Newtown 26, 2012 is a carving that attempts to give meaning to a senseless tragedy. It was created by removing solely 26 cuts or chips of wood from a 12’ round wood plate with a hand held knife. The carving means to represents the hopes, unfulfilled aspirations and tragedy that Newtown has come to represent.
On a surface analysis, the cuts form the symbols representing some of humanity’s greatest hopes. They include the 3 Abrahamic religions (Star of David, Cross and Crescent Moon and Star) as well as a peace sign and a heart. Unfortunately, just as our finest aspirations remain unfulfilled, so too the carving remains unfinished in the area surrounding the star and the central heart is broken.
The outer circle represents the tragedy of Newtown.

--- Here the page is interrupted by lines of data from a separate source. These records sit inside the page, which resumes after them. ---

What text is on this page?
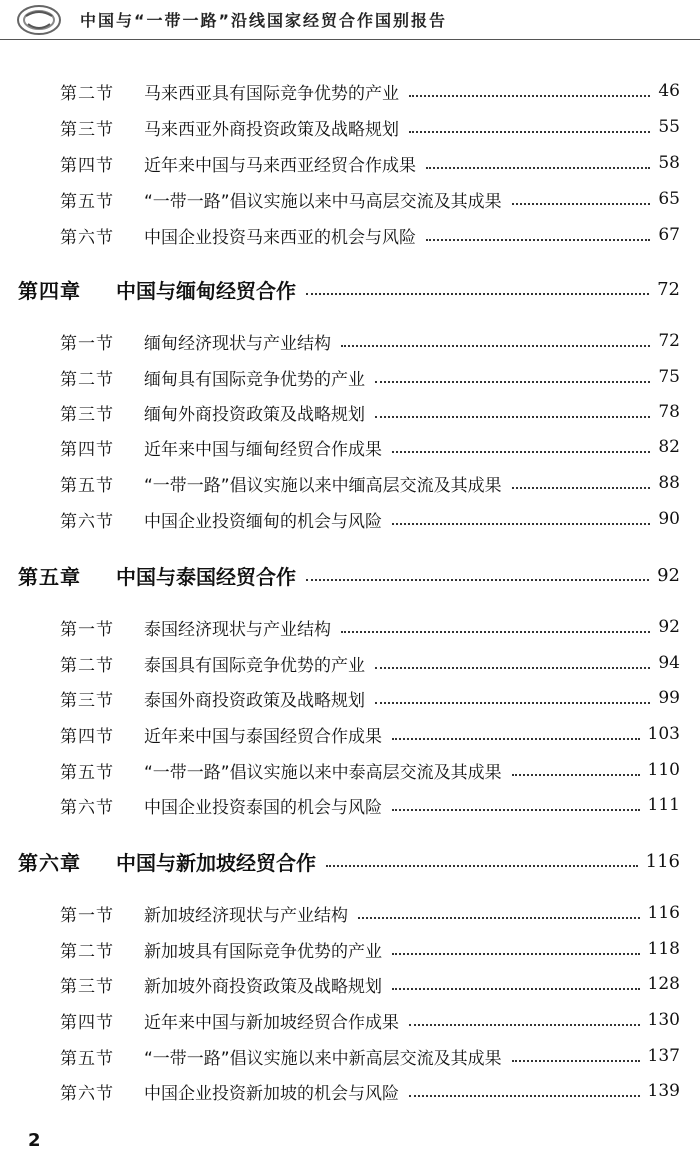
中国与“一带一路”沿线国家经贸合作国别报告
第二节 马来西亚具有国际竞争优势的产业	46
第三节 马来西亚外商投资政策及战略规划	55
第四节 近年来中国与马来西亚经贸合作成果	58
第五节 “一带一路”倡议实施以来中马高层交流及其成果	65
第六节 中国企业投资马来西亚的机会与风险	67
第四章 中国与缅甸经贸合作	72
第一节 缅甸经济现状与产业结构	72
第二节 缅甸具有国际竞争优势的产业	75
第三节 缅甸外商投资政策及战略规划	78
第四节 近年来中国与缅甸经贸合作成果	82
第五节 “一带一路”倡议实施以来中缅高层交流及其成果	88
第六节 中国企业投资缅甸的机会与风险	90
第五章 中国与泰国经贸合作	92
第一节 泰国经济现状与产业结构	92
第二节 泰国具有国际竞争优势的产业	94
第三节 泰国外商投资政策及战略规划	99
第四节 近年来中国与泰国经贸合作成果	103
第五节 “一带一路”倡议实施以来中泰高层交流及其成果	110
第六节 中国企业投资泰国的机会与风险	111
第六章 中国与新加坡经贸合作	116
第一节 新加坡经济现状与产业结构	116
第二节 新加坡具有国际竞争优势的产业	118
第三节 新加坡外商投资政策及战略规划	128
第四节 近年来中国与新加坡经贸合作成果	130
第五节 “一带一路”倡议实施以来中新高层交流及其成果	137
第六节 中国企业投资新加坡的机会与风险	139
2
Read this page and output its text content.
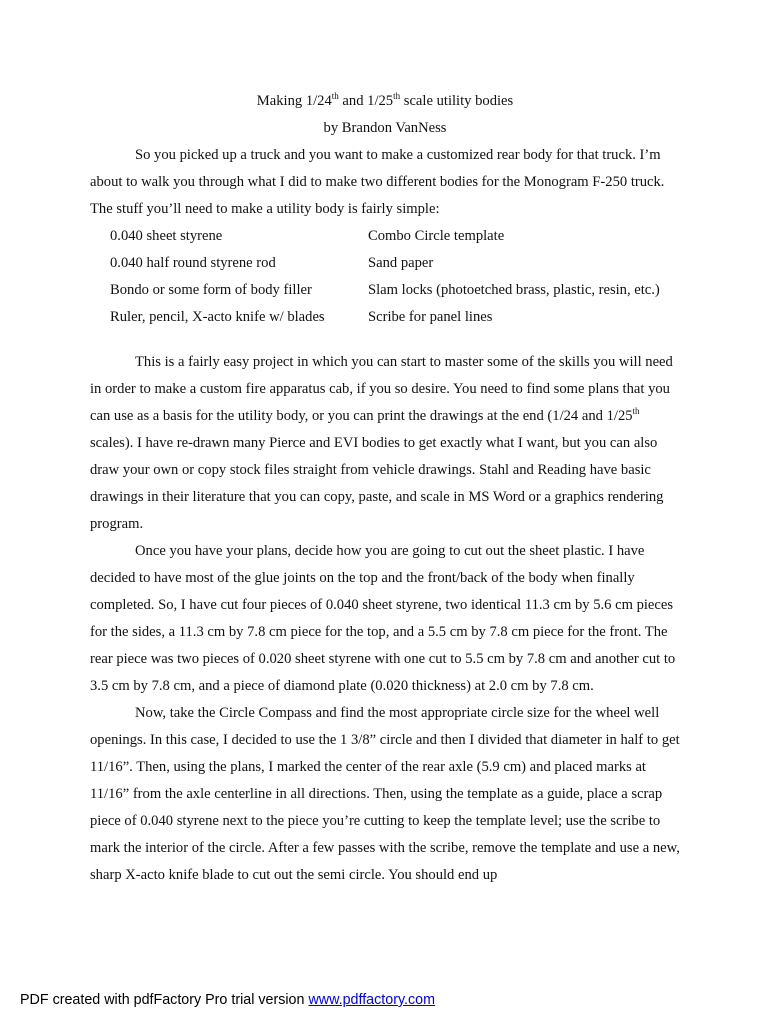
Making 1/24th and 1/25th scale utility bodies

by Brandon VanNess

So you picked up a truck and you want to make a customized rear body for that truck. I’m about to walk you through what I did to make two different bodies for the Monogram F-250 truck. The stuff you’ll need to make a utility body is fairly simple:

0.040 sheet styrene	Combo Circle template
0.040 half round styrene rod	Sand paper
Bondo or some form of body filler	Slam locks (photoetched brass, plastic, resin, etc.)
Ruler, pencil, X-acto knife w/ blades	Scribe for panel lines

This is a fairly easy project in which you can start to master some of the skills you will need in order to make a custom fire apparatus cab, if you so desire. You need to find some plans that you can use as a basis for the utility body, or you can print the drawings at the end (1/24 and 1/25th scales). I have re-drawn many Pierce and EVI bodies to get exactly what I want, but you can also draw your own or copy stock files straight from vehicle drawings. Stahl and Reading have basic drawings in their literature that you can copy, paste, and scale in MS Word or a graphics rendering program.

Once you have your plans, decide how you are going to cut out the sheet plastic. I have decided to have most of the glue joints on the top and the front/back of the body when finally completed. So, I have cut four pieces of 0.040 sheet styrene, two identical 11.3 cm by 5.6 cm pieces for the sides, a 11.3 cm by 7.8 cm piece for the top, and a 5.5 cm by 7.8 cm piece for the front. The rear piece was two pieces of 0.020 sheet styrene with one cut to 5.5 cm by 7.8 cm and another cut to 3.5 cm by 7.8 cm, and a piece of diamond plate (0.020 thickness) at 2.0 cm by 7.8 cm.

Now, take the Circle Compass and find the most appropriate circle size for the wheel well openings. In this case, I decided to use the 1 3/8” circle and then I divided that diameter in half to get 11/16”. Then, using the plans, I marked the center of the rear axle (5.9 cm) and placed marks at 11/16” from the axle centerline in all directions. Then, using the template as a guide, place a scrap piece of 0.040 styrene next to the piece you’re cutting to keep the template level; use the scribe to mark the interior of the circle. After a few passes with the scribe, remove the template and use a new, sharp X-acto knife blade to cut out the semi circle. You should end up

PDF created with pdfFactory Pro trial version www.pdffactory.com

Fragments of the 26 cuts, in all shapes and sizes, are attached to nails. The 26th nail has no observable cut, only a tag and the name, Newtown 26, 2012.

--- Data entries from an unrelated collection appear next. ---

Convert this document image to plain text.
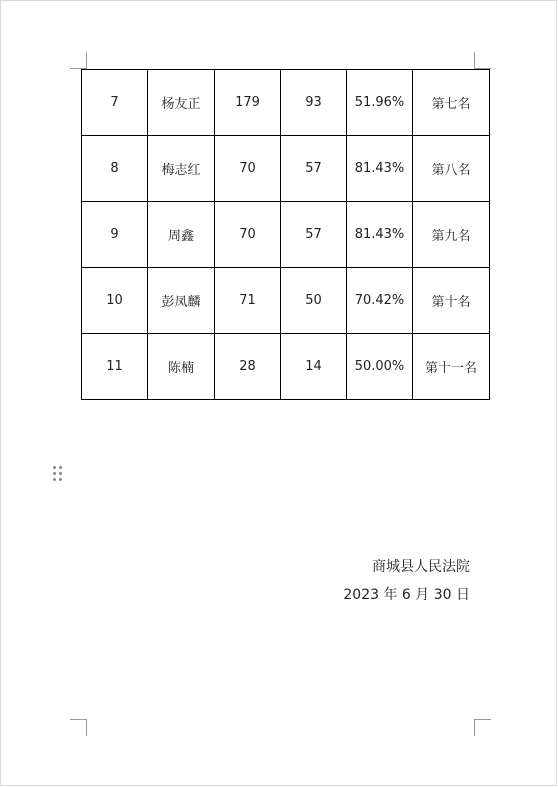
7	杨友正	179	93	51.96%	第七名
8	梅志红	70	57	81.43%	第八名
9	周鑫	70	57	81.43%	第九名
10	彭凤麟	71	50	70.42%	第十名
11	陈楠	28	14	50.00%	第十一名
商城县人民法院
2023 年 6 月 30 日
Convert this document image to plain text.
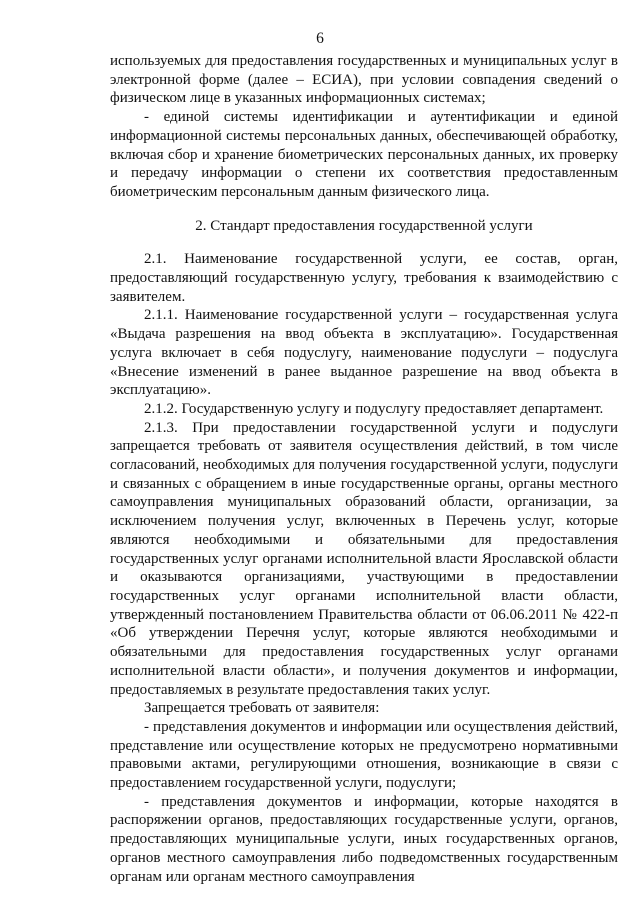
6

используемых для предоставления государственных и муниципальных услуг в электронной форме (далее – ЕСИА), при условии совпадения сведений о физическом лице в указанных информационных системах;

- единой системы идентификации и аутентификации и единой информационной системы персональных данных, обеспечивающей обработку, включая сбор и хранение биометрических персональных данных, их проверку и передачу информации о степени их соответствия предоставленным биометрическим персональным данным физического лица.

2. Стандарт предоставления государственной услуги

2.1. Наименование государственной услуги, ее состав, орган, предоставляющий государственную услугу, требования к взаимодействию с заявителем.

2.1.1. Наименование государственной услуги – государственная услуга «Выдача разрешения на ввод объекта в эксплуатацию». Государственная услуга включает в себя подуслугу, наименование подуслуги – подуслуга «Внесение изменений в ранее выданное разрешение на ввод объекта в эксплуатацию».

2.1.2. Государственную услугу и подуслугу предоставляет департамент.

2.1.3. При предоставлении государственной услуги и подуслуги запрещается требовать от заявителя осуществления действий, в том числе согласований, необходимых для получения государственной услуги, подуслуги и связанных с обращением в иные государственные органы, органы местного самоуправления муниципальных образований области, организации, за исключением получения услуг, включенных в Перечень услуг, которые являются необходимыми и обязательными для предоставления государственных услуг органами исполнительной власти Ярославской области и оказываются организациями, участвующими в предоставлении государственных услуг органами исполнительной власти области, утвержденный постановлением Правительства области от 06.06.2011 № 422-п «Об утверждении Перечня услуг, которые являются необходимыми и обязательными для предоставления государственных услуг органами исполнительной власти области», и получения документов и информации, предоставляемых в результате предоставления таких услуг.

Запрещается требовать от заявителя:

- представления документов и информации или осуществления действий, представление или осуществление которых не предусмотрено нормативными правовыми актами, регулирующими отношения, возникающие в связи с предоставлением государственной услуги, подуслуги;

- представления документов и информации, которые находятся в распоряжении органов, предоставляющих государственные услуги, органов, предоставляющих муниципальные услуги, иных государственных органов, органов местного самоуправления либо подведомственных государственным органам или органам местного самоуправления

Aside from the above analysis, the carving can also represent brain functioning. The inner symbols representing healthy thought processes and the human potential for synthesizing promising, even if not perfect, ideas and concepts. The outer symbols representing a more fragmented and incomplete thought process.
Mental health is among the many issues that the Newtown tragedy has brought to light. Presently there is a serious lack of comprehensive mental health services available in our communities for individuals without significant means. This carving was created with the hopes of increasing both awareness and funding for community mental health services.
Jewish Family Service, a licensed and accredited Connecticut not for profit mental health agency, has been providing comprehensive mental health services available to all Connecticut residents for the past 90 years. This recent economic downturn has severely limited the agency’s ability to provide these essential mental health services. Individuals in desperate need are no longer able to obtain them.